The high acid values common in rosins utilized to make ink resins can be lowered by reacting the rosins with zinc oxide, calcium acetate, or similar compounds to produce metallic resinates. Metal resinates are widely used as binders in gravure printing inks due to their rapid solvent release and their ability to prevent some basic pigments from livering. These resinates are soluble in hydrocarbons, but not in alcohol.
One of the shortcomings of using metal resinates in gravure inks has been their low solution viscosities, a byproduct of their low molecular weights. These low viscosities make it difficult to formulate inks having the desired pigment-to-binder ratios at press viscosities that are necessary for this type of printing.
Another critical property of metal resinate solutions that is directly linked to viscosity is dilutability. Viscosity is measured by the time required for an exact quantity of solution to flow by gravity through a specially sized apparatus. Dilutability is measured by the amount of solvent needed to reduce the viscosity of a given weight of resinate solution to a certain level. The typical specification for a metal resinate solution calls for the volume of toluene needed to reduce 100 grams of resinate to an 18 second flow as measured with a #2 Shell cup.
The usual dilutability values of commercial resinates are between 70 to 120 ml. Ink makers would like dilutability values higher than this in order to achieve a desirable balance of solids, color strength, and viscosity in finished inks.
To solve these problems of viscosity and dilutability with metal resinate formulations, ink makers traditionally have added small amounts of ethylcellulose or ethylhydroxyethyl-cellulose (EHEC) to the ink as a thickener (the properties of which are discussed in U.S. Pat. No. 2,610,180). EHEC owes its thickening ability to three factors: (a) a very high molecular weight, (b) a rigid molecular structure, and (c) intermolecular association via hydrogen bonding of unetherified hydroxyl groups on the cellulose backbone. These factors permit EHEC to be used to produce a drastic reduction in resin solids at press viscosity (expressed in the industry as a "high dilution").
However, using EHEC as a thickener gives rise to other problems, as described in Leach, R.H., The Printing Ink Manual, Van Nostrand Reinhold Co. Ltd., London, 1988. Very small amounts of EHEC can cause substantial reductions in the gloss of an ink. Also, the cost of EHEC is relatively expensive. Finally, EHEC is only marginally compatible with metal resinates. This incompatability seems to vary from batch to batch, and may manifest itself in phase separation of the ink upon standing.

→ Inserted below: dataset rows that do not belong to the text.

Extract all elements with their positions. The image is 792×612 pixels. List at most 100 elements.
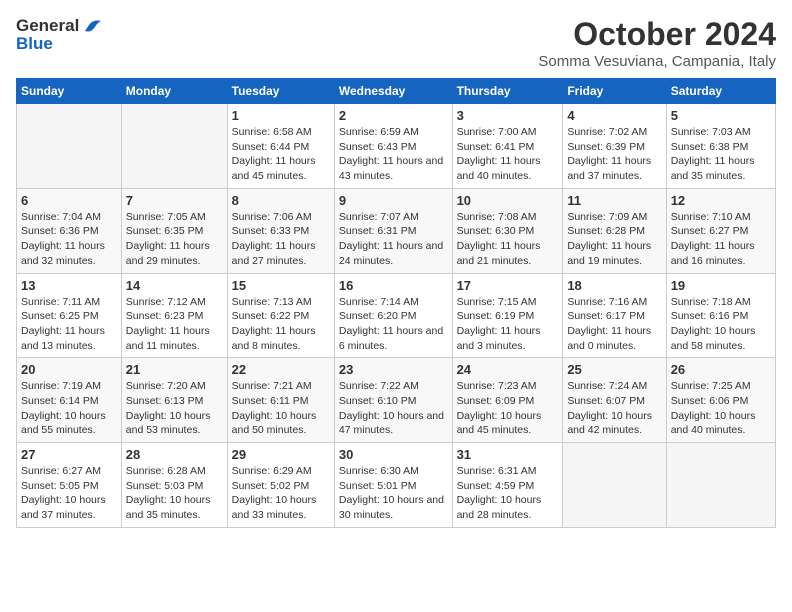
day-info: Sunrise: 7:14 AMSunset: 6:20 PMDaylight:… — [339, 295, 448, 354]
page-header: General Blue October 2024 Somma Vesuvian… — [16, 16, 776, 70]
day-number: 23 — [339, 362, 448, 377]
calendar-cell: 13 Sunrise: 7:11 AMSunset: 6:25 PMDayligh… — [17, 273, 122, 358]
weekday-header-saturday: Saturday — [666, 79, 775, 104]
day-info: Sunrise: 7:21 AMSunset: 6:11 PMDaylight:… — [232, 379, 330, 438]
day-info: Sunrise: 6:28 AMSunset: 5:03 PMDaylight:… — [126, 464, 223, 523]
weekday-header-monday: Monday — [121, 79, 227, 104]
day-info: Sunrise: 7:15 AMSunset: 6:19 PMDaylight:… — [457, 295, 559, 354]
day-number: 7 — [126, 193, 223, 208]
month-title: October 2024 — [538, 16, 776, 53]
day-info: Sunrise: 7:09 AMSunset: 6:28 PMDaylight:… — [567, 210, 661, 269]
calendar-cell — [17, 104, 122, 189]
day-info: Sunrise: 7:04 AMSunset: 6:36 PMDaylight:… — [21, 210, 117, 269]
day-number: 3 — [457, 108, 559, 123]
calendar-row-5: 27 Sunrise: 6:27 AMSunset: 5:05 PMDayligh… — [17, 443, 776, 528]
weekday-header-tuesday: Tuesday — [227, 79, 334, 104]
calendar-cell: 2Sunrise: 6:59 AMSunset: 6:43 PMDaylight… — [334, 104, 452, 189]
day-number: 14 — [126, 278, 223, 293]
day-number: 15 — [232, 278, 330, 293]
day-number: 21 — [126, 362, 223, 377]
weekday-header-thursday: Thursday — [452, 79, 563, 104]
calendar-cell — [666, 443, 775, 528]
day-number: 24 — [457, 362, 559, 377]
day-info: Sunrise: 7:10 AMSunset: 6:27 PMDaylight:… — [671, 210, 771, 269]
calendar-cell: 24Sunrise: 7:23 AMSunset: 6:09 PMDayligh… — [452, 358, 563, 443]
day-number: 9 — [339, 193, 448, 208]
calendar-cell: 18 Sunrise: 7:16 AMSunset: 6:17 PMDayligh… — [563, 273, 666, 358]
logo-blue-text: Blue — [16, 34, 103, 54]
calendar-cell: 26 Sunrise: 7:25 AMSunset: 6:06 PMDayligh… — [666, 358, 775, 443]
day-info: Sunrise: 7:07 AMSunset: 6:31 PMDaylight:… — [339, 210, 448, 269]
day-info: Sunrise: 6:58 AMSunset: 6:44 PMDaylight:… — [232, 125, 330, 184]
calendar-cell: 31Sunrise: 6:31 AMSunset: 4:59 PMDayligh… — [452, 443, 563, 528]
calendar-row-2: 6Sunrise: 7:04 AMSunset: 6:36 PMDaylight… — [17, 188, 776, 273]
day-number: 1 — [232, 108, 330, 123]
day-info: Sunrise: 7:25 AMSunset: 6:06 PMDaylight:… — [671, 379, 771, 438]
calendar-cell: 7Sunrise: 7:05 AMSunset: 6:35 PMDaylight… — [121, 188, 227, 273]
calendar-cell: 17Sunrise: 7:15 AMSunset: 6:19 PMDayligh… — [452, 273, 563, 358]
calendar-cell: 10 Sunrise: 7:08 AMSunset: 6:30 PMDayligh… — [452, 188, 563, 273]
calendar-cell: 9 Sunrise: 7:07 AMSunset: 6:31 PMDaylight… — [334, 188, 452, 273]
calendar-cell: 11 Sunrise: 7:09 AMSunset: 6:28 PMDayligh… — [563, 188, 666, 273]
title-area: October 2024 Somma Vesuviana, Campania, … — [538, 16, 776, 70]
day-info: Sunrise: 7:22 AMSunset: 6:10 PMDaylight:… — [339, 379, 448, 438]
day-number: 4 — [567, 108, 661, 123]
calendar-cell: 6Sunrise: 7:04 AMSunset: 6:36 PMDaylight… — [17, 188, 122, 273]
location-subtitle: Somma Vesuviana, Campania, Italy — [538, 53, 776, 70]
day-info: Sunrise: 6:27 AMSunset: 5:05 PMDaylight:… — [21, 464, 117, 523]
calendar-row-3: 13 Sunrise: 7:11 AMSunset: 6:25 PMDayligh… — [17, 273, 776, 358]
logo-general-text: General — [16, 16, 79, 36]
day-number: 25 — [567, 362, 661, 377]
day-info: Sunrise: 6:30 AMSunset: 5:01 PMDaylight:… — [339, 464, 448, 523]
day-number: 19 — [671, 278, 771, 293]
day-info: Sunrise: 7:18 AMSunset: 6:16 PMDaylight:… — [671, 295, 771, 354]
day-number: 28 — [126, 447, 223, 462]
weekday-header-sunday: Sunday — [17, 79, 122, 104]
day-number: 18 — [567, 278, 661, 293]
calendar-cell: 23 Sunrise: 7:22 AMSunset: 6:10 PMDayligh… — [334, 358, 452, 443]
calendar-cell: 16 Sunrise: 7:14 AMSunset: 6:20 PMDayligh… — [334, 273, 452, 358]
day-number: 11 — [567, 193, 661, 208]
day-info: Sunrise: 7:11 AMSunset: 6:25 PMDaylight:… — [21, 295, 117, 354]
calendar-cell: 12 Sunrise: 7:10 AMSunset: 6:27 PMDayligh… — [666, 188, 775, 273]
calendar-cell: 20Sunrise: 7:19 AMSunset: 6:14 PMDayligh… — [17, 358, 122, 443]
calendar-cell: 27 Sunrise: 6:27 AMSunset: 5:05 PMDayligh… — [17, 443, 122, 528]
calendar-row-1: 1 Sunrise: 6:58 AMSunset: 6:44 PMDaylight… — [17, 104, 776, 189]
day-info: Sunrise: 6:29 AMSunset: 5:02 PMDaylight:… — [232, 464, 330, 523]
weekday-header-wednesday: Wednesday — [334, 79, 452, 104]
day-info: Sunrise: 7:19 AMSunset: 6:14 PMDaylight:… — [21, 379, 117, 438]
day-number: 16 — [339, 278, 448, 293]
calendar-table: SundayMondayTuesdayWednesdayThursdayFrid… — [16, 78, 776, 528]
day-number: 12 — [671, 193, 771, 208]
day-number: 8 — [232, 193, 330, 208]
calendar-cell — [121, 104, 227, 189]
calendar-cell: 29 Sunrise: 6:29 AMSunset: 5:02 PMDayligh… — [227, 443, 334, 528]
logo: General Blue — [16, 16, 103, 54]
day-number: 27 — [21, 447, 117, 462]
day-number: 13 — [21, 278, 117, 293]
calendar-cell: 19 Sunrise: 7:18 AMSunset: 6:16 PMDayligh… — [666, 273, 775, 358]
weekday-header-row: SundayMondayTuesdayWednesdayThursdayFrid… — [17, 79, 776, 104]
day-info: Sunrise: 6:59 AMSunset: 6:43 PMDaylight:… — [339, 125, 448, 184]
calendar-cell: 1 Sunrise: 6:58 AMSunset: 6:44 PMDaylight… — [227, 104, 334, 189]
day-info: Sunrise: 7:02 AMSunset: 6:39 PMDaylight:… — [567, 125, 661, 184]
day-info: Sunrise: 7:00 AMSunset: 6:41 PMDaylight:… — [457, 125, 559, 184]
day-info: Sunrise: 7:08 AMSunset: 6:30 PMDaylight:… — [457, 210, 559, 269]
day-info: Sunrise: 6:31 AMSunset: 4:59 PMDaylight:… — [457, 464, 559, 523]
calendar-cell: 4 Sunrise: 7:02 AMSunset: 6:39 PMDaylight… — [563, 104, 666, 189]
calendar-cell: 30 Sunrise: 6:30 AMSunset: 5:01 PMDayligh… — [334, 443, 452, 528]
logo-bird-icon — [81, 17, 103, 35]
day-info: Sunrise: 7:24 AMSunset: 6:07 PMDaylight:… — [567, 379, 661, 438]
calendar-cell: 21Sunrise: 7:20 AMSunset: 6:13 PMDayligh… — [121, 358, 227, 443]
day-number: 10 — [457, 193, 559, 208]
calendar-cell: 15Sunrise: 7:13 AMSunset: 6:22 PMDayligh… — [227, 273, 334, 358]
calendar-cell — [563, 443, 666, 528]
day-number: 26 — [671, 362, 771, 377]
calendar-cell: 3 Sunrise: 7:00 AMSunset: 6:41 PMDaylight… — [452, 104, 563, 189]
day-number: 5 — [671, 108, 771, 123]
calendar-cell: 22Sunrise: 7:21 AMSunset: 6:11 PMDayligh… — [227, 358, 334, 443]
day-info: Sunrise: 7:16 AMSunset: 6:17 PMDaylight:… — [567, 295, 661, 354]
calendar-cell: 28 Sunrise: 6:28 AMSunset: 5:03 PMDayligh… — [121, 443, 227, 528]
day-number: 30 — [339, 447, 448, 462]
day-number: 29 — [232, 447, 330, 462]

Attempts have been made to eliminate those problems with EHEC by producing other ink thickeners. It is known to prepare printing ink binders based on reaction products of (a) natural resins, (b) other synthetic resins (for example hydrocarbon resins having a bromine number of 5 to 80), and (c) calcium compounds (and, if appropriate, other compounds of group II of the periodic system). In this process an unsaturated dicarboxylic acid (i.e., maleic anhydride) is reacted at the same time. This method, taught in U.S. Pat. No. 3,468,829, has a disadvantage in that the resulting viscous products are virtually not utilizable as printing ink binders.
Other known binders are taught in U.S. Pat. No. 4,528,036 and U.S. Pat. No. 4,552,592. Here, the binders are based on the reaction products of (a) natural resins, (b) a copolymer or a synthetic resin and (c) calcium compounds. The resulting reaction products are reacted subsequently with acetic acid to form a salt of the corresponding resin. These solutions are of relatively low molecular weights and viscosities.
Yet another known binder is the product complex formed by reaction of a metal resinate and an amine-reactive polyamide as taught in U.S. Pat. No. 4,767,835. The amine-reactive polyamide, being a condensation polymer, is of comparatively low molecular weight.
An example of a dilution enhancer which utilizes a nitrogen-zinc complex mechanism similar to the one operative in the present application is taught in the commonly assigned U. S. Pat. No. 07/571,990 filed by G. Frederick Hutter on Aug. 24, 1990. This previously filed application teaches that resinate dilutability can be substantially enhanced by the use of small amounts of acrylic polymers containing pendant amine groups. These amine groups form coordinate complexes with the zinc ions present in the resinate. These formed complexes create a higher apparent molecular weight which provides higher viscosities to the resinate, thereby allowing desired dilution of the inks with solvent prior to printing. When evaluated against EHEC, the disclosed aminoacrylate resins were comparable in thickening ability and did not produce the gloss reduction problems associated with the use of EHEC. However, these resins have proven to be more difficult to blend with resinates than EHEC due to gel formation that can be reduced only by vigorous agitation.
Despite the development of these, and other, thickeners EHEC remains the preferred viscosity enhancer in the field. Therefore, it is an object of this invention to produce an economical thickener of a high molecular weight and high dilutability, which exhibits an enhanced compatibility with the metal resinates commonly utilized in gravure printing inks.